Comparator Selection
The treatment was compared against appropriate standard-of-care alternatives, including azacitidine and low dose cytarabine. The use of relevant comparators strengthens the evidence base, although some subgroup analyses introduced additional uncertainty.
Patient Population and Subgroups
The trial population is considered broadly representative of the intended patient population, with subgroup analyses conducted to address specific clinical scenarios. However, there are some limitations in subgroup exploration, which slightly affects the rating.
Care Pathway Integration
The treatment can be integrated into existing care pathways with minor adjustments, such as additional monitoring for adverse effects. The oral administration of venetoclax allows for reduced hospital visits, facilitating easier integration into patient care.

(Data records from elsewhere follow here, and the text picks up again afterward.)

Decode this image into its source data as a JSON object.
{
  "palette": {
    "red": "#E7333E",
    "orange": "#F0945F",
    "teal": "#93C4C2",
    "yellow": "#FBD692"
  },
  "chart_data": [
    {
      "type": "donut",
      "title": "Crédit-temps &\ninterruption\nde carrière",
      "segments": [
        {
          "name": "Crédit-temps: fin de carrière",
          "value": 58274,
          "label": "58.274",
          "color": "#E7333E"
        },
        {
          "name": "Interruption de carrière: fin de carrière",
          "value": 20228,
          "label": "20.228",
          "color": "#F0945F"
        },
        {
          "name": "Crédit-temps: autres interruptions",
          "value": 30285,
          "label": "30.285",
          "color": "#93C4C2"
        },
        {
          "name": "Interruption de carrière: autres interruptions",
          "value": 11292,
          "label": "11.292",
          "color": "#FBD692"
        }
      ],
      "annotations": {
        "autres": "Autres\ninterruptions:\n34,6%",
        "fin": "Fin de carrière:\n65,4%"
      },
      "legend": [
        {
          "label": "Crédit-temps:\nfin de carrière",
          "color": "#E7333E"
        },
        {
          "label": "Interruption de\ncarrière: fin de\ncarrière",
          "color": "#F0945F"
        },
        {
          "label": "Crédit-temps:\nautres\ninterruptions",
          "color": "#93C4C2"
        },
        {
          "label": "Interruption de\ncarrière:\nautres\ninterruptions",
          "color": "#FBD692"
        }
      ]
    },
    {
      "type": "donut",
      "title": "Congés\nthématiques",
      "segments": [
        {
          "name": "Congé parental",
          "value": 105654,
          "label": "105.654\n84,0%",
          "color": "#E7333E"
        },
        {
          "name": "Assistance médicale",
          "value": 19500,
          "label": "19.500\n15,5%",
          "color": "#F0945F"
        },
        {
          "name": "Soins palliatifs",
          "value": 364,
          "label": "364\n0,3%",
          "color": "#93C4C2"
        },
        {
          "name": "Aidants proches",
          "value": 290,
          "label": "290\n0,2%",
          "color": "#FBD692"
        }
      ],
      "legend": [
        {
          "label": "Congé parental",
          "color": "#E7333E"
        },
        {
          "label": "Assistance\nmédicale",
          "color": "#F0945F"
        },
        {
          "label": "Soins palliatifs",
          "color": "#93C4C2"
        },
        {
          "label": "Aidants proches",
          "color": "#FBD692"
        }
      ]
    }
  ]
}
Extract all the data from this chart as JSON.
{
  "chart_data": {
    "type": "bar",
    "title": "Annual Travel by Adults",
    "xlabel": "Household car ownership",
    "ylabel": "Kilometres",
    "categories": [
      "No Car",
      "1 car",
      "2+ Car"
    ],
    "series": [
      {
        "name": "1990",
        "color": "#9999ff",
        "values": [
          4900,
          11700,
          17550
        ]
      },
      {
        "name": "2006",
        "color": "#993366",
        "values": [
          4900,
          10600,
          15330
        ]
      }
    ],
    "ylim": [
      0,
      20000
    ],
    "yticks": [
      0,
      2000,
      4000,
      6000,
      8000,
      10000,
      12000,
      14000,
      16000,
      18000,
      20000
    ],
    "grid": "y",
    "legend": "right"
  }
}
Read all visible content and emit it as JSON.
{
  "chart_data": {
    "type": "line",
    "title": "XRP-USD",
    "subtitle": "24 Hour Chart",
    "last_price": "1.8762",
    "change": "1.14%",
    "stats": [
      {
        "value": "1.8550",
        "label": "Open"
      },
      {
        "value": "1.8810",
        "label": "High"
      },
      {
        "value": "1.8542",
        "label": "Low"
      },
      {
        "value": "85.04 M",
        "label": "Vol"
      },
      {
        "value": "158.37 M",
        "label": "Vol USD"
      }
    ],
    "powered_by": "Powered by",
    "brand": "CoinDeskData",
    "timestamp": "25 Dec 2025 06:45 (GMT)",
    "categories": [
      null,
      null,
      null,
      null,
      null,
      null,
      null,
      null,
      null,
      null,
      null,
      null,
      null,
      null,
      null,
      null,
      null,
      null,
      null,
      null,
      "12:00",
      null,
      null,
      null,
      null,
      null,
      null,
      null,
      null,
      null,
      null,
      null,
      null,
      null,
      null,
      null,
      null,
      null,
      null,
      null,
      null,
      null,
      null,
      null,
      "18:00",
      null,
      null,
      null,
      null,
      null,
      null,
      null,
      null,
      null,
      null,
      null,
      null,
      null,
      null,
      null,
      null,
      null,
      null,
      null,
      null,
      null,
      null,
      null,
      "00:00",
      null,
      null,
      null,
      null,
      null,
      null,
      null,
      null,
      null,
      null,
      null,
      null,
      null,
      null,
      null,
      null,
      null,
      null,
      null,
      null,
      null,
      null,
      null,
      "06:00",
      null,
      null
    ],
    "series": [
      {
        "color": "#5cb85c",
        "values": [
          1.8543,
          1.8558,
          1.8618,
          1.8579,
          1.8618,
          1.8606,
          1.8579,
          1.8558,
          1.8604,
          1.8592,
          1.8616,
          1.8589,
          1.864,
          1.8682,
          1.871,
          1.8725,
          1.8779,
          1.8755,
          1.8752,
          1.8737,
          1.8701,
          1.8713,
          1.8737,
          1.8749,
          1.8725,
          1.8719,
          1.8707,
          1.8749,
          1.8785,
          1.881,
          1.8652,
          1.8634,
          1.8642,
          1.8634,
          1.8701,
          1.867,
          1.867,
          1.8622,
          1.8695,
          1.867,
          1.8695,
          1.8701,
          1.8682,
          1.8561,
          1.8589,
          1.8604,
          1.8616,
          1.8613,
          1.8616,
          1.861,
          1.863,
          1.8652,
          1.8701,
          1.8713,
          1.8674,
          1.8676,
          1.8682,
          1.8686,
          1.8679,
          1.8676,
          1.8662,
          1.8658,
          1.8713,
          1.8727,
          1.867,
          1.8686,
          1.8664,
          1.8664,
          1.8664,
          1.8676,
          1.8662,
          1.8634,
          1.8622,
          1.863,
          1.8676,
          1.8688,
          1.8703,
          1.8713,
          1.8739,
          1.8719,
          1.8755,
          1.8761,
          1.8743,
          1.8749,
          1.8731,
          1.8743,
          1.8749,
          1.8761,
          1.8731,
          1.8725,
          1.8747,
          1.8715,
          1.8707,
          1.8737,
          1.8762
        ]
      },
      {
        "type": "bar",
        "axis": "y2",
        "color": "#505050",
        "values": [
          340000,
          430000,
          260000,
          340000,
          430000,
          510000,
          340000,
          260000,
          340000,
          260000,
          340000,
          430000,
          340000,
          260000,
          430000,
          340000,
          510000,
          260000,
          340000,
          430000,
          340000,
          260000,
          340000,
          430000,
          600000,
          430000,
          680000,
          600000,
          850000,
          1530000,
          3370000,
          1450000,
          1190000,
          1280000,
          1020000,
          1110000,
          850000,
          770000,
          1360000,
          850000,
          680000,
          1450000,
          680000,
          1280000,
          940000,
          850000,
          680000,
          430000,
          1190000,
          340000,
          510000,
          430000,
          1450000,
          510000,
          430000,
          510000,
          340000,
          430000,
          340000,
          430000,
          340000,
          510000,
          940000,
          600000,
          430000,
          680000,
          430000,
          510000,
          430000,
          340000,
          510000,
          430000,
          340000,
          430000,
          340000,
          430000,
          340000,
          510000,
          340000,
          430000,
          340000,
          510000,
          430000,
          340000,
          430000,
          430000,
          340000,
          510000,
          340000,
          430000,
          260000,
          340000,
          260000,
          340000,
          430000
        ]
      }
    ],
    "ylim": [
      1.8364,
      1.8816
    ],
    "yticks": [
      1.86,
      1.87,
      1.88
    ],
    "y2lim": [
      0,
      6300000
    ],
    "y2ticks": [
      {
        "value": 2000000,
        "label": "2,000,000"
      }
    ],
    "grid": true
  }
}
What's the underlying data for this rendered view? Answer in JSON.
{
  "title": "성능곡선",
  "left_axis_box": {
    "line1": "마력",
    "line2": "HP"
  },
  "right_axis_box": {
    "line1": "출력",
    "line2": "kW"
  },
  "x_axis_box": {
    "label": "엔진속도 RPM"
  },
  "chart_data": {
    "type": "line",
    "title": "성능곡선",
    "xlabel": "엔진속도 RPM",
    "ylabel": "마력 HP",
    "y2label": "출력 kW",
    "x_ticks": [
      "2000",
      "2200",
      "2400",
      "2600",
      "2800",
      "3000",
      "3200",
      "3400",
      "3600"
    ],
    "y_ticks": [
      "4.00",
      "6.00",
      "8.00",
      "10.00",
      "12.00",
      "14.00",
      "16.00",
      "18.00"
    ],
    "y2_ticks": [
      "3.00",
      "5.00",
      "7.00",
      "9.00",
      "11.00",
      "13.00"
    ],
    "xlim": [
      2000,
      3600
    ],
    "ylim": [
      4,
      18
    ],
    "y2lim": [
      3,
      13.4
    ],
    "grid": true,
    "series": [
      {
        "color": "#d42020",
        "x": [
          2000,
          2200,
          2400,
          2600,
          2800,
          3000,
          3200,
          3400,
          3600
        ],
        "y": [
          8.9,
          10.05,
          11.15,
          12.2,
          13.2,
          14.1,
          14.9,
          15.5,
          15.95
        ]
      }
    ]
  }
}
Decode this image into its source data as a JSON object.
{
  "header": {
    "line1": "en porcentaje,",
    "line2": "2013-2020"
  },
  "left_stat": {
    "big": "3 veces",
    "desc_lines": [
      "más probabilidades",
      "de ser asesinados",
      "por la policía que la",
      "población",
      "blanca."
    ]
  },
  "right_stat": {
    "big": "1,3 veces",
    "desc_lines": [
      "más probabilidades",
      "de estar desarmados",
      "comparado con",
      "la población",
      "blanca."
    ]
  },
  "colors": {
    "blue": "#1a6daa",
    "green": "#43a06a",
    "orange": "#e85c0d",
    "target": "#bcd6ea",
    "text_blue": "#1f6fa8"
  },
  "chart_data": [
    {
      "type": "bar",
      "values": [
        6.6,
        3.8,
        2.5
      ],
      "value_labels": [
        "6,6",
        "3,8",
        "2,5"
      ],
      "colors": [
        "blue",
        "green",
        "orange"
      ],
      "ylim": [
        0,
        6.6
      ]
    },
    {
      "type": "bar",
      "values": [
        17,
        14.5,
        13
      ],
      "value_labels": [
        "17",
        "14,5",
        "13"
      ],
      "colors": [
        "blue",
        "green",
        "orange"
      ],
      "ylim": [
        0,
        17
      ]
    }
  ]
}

Resource Use and Cost Implications
The budget impact is manageable, and the treatment is expected to be resource-efficient, particularly given the potential for reduced hospitalizations. The economic model suggests that the treatment is justifiable in terms of resource use.
Evidence Quality and Robustness
The evidence is derived from a well-conducted randomized controlled trial, although there are some methodological concerns regarding subgroup analyses and the assumptions made in the economic model. Overall, the evidence is strong but not without limitations.
Uncertainty, Sensitivity, and Broader Impacts
While there are uncertainties regarding the long-term outcomes and the cure assumption in the economic model, the context of unmet need and the potential benefits of the treatment mitigate some of these concerns. The overall societal context is favorable.